Hey, thanks again for the quick response. I'll pick up the 390 Boss bindings in an L/XL. My first non-Burton binding in 20+ years of riding but change is good, right? Haha


----------



## Donutz

MeanJoe said:


> Thanks NWBoarder but everything I'm finding on the Boss 390's is they come in S/M and L/XL. I've not seen an M/L option.


My experience is based on the Targas, but I think it's the same basic design. Rome doesn't make S, M, L, and XL. They make S/M and L/XL. The bindings are built of several connected pieces that can be adjusted to suit the size of boot. The setup is actually fairly complex compared to most bindings -- even worse than setting up Flows! Comes with a foldout chart that's basically wallchart-size. But once done, the bindings fit your boot quite well.


----------



## NWBoarder

MeanJoe said:


> Thanks NWBoarder but everything I'm finding on the Boss 390's is they come in S/M and L/XL. I've not seen an M/L option.
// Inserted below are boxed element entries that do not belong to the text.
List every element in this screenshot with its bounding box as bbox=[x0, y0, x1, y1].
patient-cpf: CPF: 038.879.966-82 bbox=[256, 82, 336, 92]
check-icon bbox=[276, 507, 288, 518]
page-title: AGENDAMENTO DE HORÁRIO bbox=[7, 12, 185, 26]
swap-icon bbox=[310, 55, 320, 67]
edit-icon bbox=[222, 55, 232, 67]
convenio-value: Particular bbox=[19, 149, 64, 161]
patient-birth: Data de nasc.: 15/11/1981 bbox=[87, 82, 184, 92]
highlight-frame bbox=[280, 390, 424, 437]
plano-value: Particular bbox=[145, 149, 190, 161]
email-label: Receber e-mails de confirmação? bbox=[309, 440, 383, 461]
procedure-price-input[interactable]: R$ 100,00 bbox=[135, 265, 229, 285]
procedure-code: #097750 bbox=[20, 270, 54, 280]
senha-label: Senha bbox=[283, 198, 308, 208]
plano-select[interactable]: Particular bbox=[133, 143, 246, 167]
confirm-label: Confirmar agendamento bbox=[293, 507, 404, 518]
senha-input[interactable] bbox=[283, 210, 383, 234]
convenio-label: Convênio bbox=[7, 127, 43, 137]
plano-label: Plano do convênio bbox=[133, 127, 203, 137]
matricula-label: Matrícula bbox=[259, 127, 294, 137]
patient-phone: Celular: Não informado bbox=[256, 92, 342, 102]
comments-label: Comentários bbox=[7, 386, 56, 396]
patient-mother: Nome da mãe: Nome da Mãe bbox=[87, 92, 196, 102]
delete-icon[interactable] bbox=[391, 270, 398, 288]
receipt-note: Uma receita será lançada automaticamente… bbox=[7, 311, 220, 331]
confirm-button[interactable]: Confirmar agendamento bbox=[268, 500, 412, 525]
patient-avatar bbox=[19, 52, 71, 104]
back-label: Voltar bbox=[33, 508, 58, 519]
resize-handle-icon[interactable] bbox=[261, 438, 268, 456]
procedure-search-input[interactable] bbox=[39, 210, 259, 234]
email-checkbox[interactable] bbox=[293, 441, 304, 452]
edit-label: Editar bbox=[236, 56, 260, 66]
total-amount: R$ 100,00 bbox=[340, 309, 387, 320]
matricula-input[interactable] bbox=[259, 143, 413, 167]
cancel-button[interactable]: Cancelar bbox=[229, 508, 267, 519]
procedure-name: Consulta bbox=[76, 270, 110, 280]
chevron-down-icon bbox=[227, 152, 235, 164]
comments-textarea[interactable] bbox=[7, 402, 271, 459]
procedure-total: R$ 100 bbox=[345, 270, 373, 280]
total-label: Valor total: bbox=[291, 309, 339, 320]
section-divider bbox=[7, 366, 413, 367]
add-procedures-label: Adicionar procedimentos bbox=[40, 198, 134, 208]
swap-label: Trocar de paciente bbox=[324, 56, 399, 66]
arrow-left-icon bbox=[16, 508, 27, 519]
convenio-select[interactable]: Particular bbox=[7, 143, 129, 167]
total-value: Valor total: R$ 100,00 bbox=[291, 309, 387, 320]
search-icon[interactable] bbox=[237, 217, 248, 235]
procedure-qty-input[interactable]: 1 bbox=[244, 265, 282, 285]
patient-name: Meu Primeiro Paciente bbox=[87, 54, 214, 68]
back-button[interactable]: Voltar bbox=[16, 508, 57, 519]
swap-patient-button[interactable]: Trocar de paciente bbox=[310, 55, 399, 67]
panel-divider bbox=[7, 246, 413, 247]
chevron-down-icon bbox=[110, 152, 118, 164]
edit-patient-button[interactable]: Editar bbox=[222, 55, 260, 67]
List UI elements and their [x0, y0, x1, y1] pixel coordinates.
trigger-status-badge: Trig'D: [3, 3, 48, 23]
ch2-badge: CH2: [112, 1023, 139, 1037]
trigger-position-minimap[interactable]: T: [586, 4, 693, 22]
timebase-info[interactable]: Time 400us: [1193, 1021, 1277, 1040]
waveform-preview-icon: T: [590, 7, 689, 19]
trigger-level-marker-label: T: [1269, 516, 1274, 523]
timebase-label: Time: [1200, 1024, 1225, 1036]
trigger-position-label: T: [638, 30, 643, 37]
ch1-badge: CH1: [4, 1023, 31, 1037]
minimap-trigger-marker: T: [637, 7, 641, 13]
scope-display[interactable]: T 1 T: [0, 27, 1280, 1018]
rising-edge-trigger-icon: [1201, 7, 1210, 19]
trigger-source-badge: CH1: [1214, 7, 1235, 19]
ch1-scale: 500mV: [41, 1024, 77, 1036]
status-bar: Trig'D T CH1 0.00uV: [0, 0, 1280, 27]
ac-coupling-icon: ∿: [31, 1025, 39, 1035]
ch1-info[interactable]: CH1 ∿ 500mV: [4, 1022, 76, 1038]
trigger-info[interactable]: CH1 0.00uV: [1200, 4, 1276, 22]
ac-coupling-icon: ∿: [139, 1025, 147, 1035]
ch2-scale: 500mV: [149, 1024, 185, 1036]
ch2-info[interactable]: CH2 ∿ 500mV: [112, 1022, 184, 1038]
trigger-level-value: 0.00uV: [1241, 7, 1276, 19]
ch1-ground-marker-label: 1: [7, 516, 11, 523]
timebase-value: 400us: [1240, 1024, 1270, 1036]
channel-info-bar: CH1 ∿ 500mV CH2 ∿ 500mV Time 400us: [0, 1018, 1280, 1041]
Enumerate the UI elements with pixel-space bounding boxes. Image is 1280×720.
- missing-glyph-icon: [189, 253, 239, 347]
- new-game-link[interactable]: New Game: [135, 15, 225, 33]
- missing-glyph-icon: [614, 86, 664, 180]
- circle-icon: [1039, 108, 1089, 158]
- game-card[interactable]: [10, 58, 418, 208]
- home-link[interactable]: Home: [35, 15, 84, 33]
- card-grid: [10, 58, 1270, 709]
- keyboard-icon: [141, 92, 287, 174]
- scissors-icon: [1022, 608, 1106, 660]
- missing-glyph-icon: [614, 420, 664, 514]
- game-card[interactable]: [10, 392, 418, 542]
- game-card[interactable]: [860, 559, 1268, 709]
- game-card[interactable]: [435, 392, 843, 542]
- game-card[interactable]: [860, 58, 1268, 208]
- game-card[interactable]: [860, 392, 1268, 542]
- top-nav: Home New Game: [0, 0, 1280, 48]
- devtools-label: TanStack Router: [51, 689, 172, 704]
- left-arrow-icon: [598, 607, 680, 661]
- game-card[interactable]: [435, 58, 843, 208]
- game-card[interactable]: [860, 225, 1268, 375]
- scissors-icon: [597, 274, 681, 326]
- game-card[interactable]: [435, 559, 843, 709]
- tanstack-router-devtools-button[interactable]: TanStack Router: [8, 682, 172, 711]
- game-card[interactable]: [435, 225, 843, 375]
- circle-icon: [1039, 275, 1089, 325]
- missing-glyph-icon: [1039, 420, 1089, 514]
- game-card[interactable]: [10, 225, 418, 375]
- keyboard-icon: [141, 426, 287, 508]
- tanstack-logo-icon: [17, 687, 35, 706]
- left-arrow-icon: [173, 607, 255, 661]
Sorry about that man. I forget that Rome only uses the 2 sizes.


----------



## SnowOwl

I absolutely love my 390 Bosses. Mine are the '12 Model but I put on the strap system from the '12 Targas (yes I have both) which basically made the Bosses the new '13/14 model loool. Perfect to me; The flex and playfulness of the 390 Boss with the support of Targas.


----------



## tspkenneth

I have size 9 DC Judge boot and the 2012 L/XL were a bit too big when trying to crank down super tight due to the smaller footprint..I ended up trading that out for the 2013 390 boss bindings in size S/M..i cant wait to try them out!


----------



## Andresisson

I bought a pair of the boss 390 at the beginning of the last season and on both the toe straps the ratchet release tab (orange piece on the white bindings) broke off. Also if your glove comes anywhere close to the binding while releasing a grab it loosens the strap. Had a couple of sketch landings since I inadvertently loosened my toe strap in mid air. The canting system is dope though and saves the knees.


----------



## kjun14

Thanks for the review, OP! Looking for new bindings and you may have just sold me on theses!


----------